The Rhodesians own racism blinded them to the strength of their enemies stategy and position. Their tactical victories on the ground further gave them the impression that they were winning a war in which they were steadily losing ground. Towards the end of the war the government had given up holding territory and rather had taken to counting kill ratio’s to bolster moral and to fuel the idea that they were winning the war. What had started as a war to hold territory became a war of attrition as if the government didn’t like the score and so it just changed the way they kept score instead of playing the game differently. When you are a small minority a war of attrition can hardly be called a brilliant strategy. The guerrillas on the other hand had studied the works of Marx and Mao and understood that a long war was in their favour, that numbers and opinion was on their side and so they just kept on fighting, running, hiding, and fighting again.

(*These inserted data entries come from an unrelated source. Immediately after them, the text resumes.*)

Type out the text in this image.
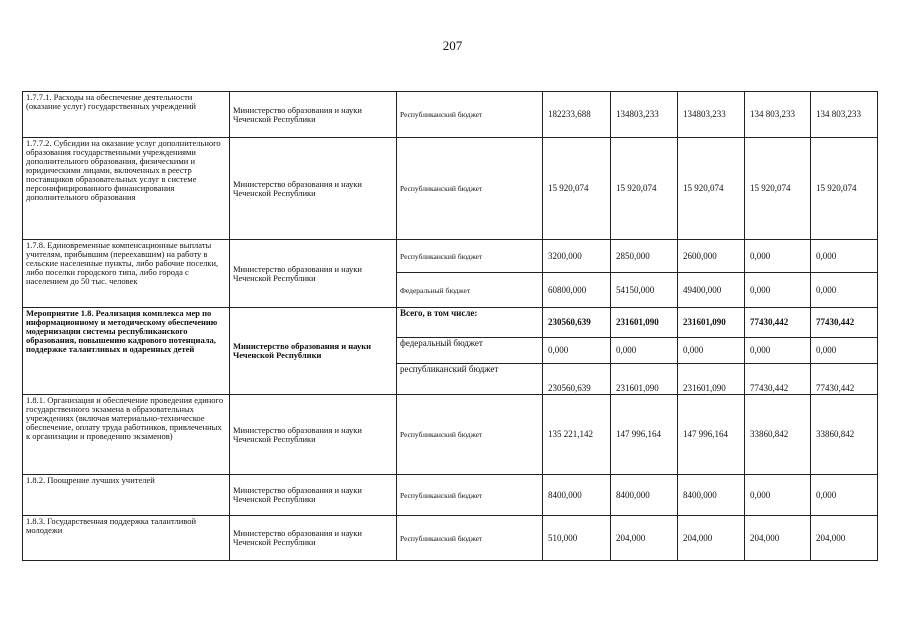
207
1.7.7.1. Расходы на обеспечение деятельности (оказание услуг) государственных учреждений	Министерство образования и науки Чеченской Республики	Республиканский бюджет	182233,688	134803,233	134803,233	134 803,233	134 803,233
1.7.7.2. Субсидии на оказание услуг дополнительного образования государственными учреждениями дополнительного образования, физическими и юридическими лицами, включенных в реестр поставщиков образовательных услуг в системе персонифицированного финансирования дополнительного образования	Министерство образования и науки Чеченской Республики	Республиканский бюджет	15 920,074	15 920,074	15 920,074	15 920,074	15 920,074
1.7.8. Единовременные компенсационные выплаты учителям, прибывшим (переехавшим) на работу в сельские населенные пункты, либо рабочие поселки, либо поселки городского типа, либо города с населением до 50 тыс. человек	Министерство образования и науки Чеченской Республики	Республиканский бюджет	3200,000	2850,000	2600,000	0,000	0,000
		Федеральный бюджет	60800,000	54150,000	49400,000	0,000	0,000
Мероприятие 1.8. Реализация комплекса мер по информационному и методическому обеспечению модернизации системы республиканского образования, повышению кадрового потенциала, поддержке талантливых и одаренных детей	Министерство образования и науки Чеченской Республики	Всего, в том числе:	230560,639	231601,090	231601,090	77430,442	77430,442
		федеральный бюджет	0,000	0,000	0,000	0,000	0,000
		республиканский бюджет	230560,639	231601,090	231601,090	77430,442	77430,442
1.8.1. Организация и обеспечение проведения единого государственного экзамена в образовательных учреждениях (включая материально-техническое обеспечение, оплату труда работников, привлеченных к организации и проведению экзаменов)	Министерство образования и науки Чеченской Республики	Республиканский бюджет	135 221,142	147 996,164	147 996,164	33860,842	33860,842
1.8.2. Поощрение лучших учителей	Министерство образования и науки Чеченской Республики	Республиканский бюджет	8400,000	8400,000	8400,000	0,000	0,000
1.8.3. Государственная поддержка талантливой молодежи	Министерство образования и науки Чеченской Республики	Республиканский бюджет	510,000	204,000	204,000	204,000	204,000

I can’t help wondering if the present government of Zimbabwe ever look back to draw lessons from their own revolutionary history. They increasingly repeat the strategic blunders of the Smith regime. Whilst they spout words purporting to be defending the revolution current policy appears to be far more dedicated to entrenching the power and privilege of a few at the expense of the many. The oppression of the masses, the testimony of the diaspora, and the disintegration of Zimbabwe’s once thriving economy give the lie to all Harare’s defensive rhetoric. They are defending the indefensible and justice will one day have to be satisfied.Once again the government of this small central African country finds itself increasingly isolated from the world even if on the ground it seems to be stronger than ever as time goes by even they lose support from erstwhile comrades and a once sympathetic world. The same clock that was ticking in government house in Salisbury in the late 70’s ticks in government house for Mugabe now.

What do I get out of this for my own life? If I am going to live and die for something, live for just and noble causes. Selfishness and narrow self interest is a poor strategic life decision. As we seek to extend God’s kingdom and spread revival and bring reformation to the nations we will face many hardships, trials reverses and defeats along the way but if we can keep in our minds a clear picture of the the righteousness peace and joy of the Kingdom we will have the legs to carry our struggle to victory.
Don’t become isolated. We all need true friends around us, and if there is no-one with us we may need to stop and re assess our position, and realise that an isolated man is a tempting target. Many Christians and most churches tend to battle along alone, fighting private wars, winning and losing on our own. Isolation makes us weak and vulnerable to being out maneuvered by our enemy. This current revival is a revival of the body of christ, it is about all christians, and all churches. When we come together in the cause of Christ we will change the course of world history.

Finally don’t under estimate your enemy, he has been fighting this war for millennia. Don’t get obsessed with him or impressed with him but don’t underestimate him. However be impressed with God. He is the greatest strategist of all.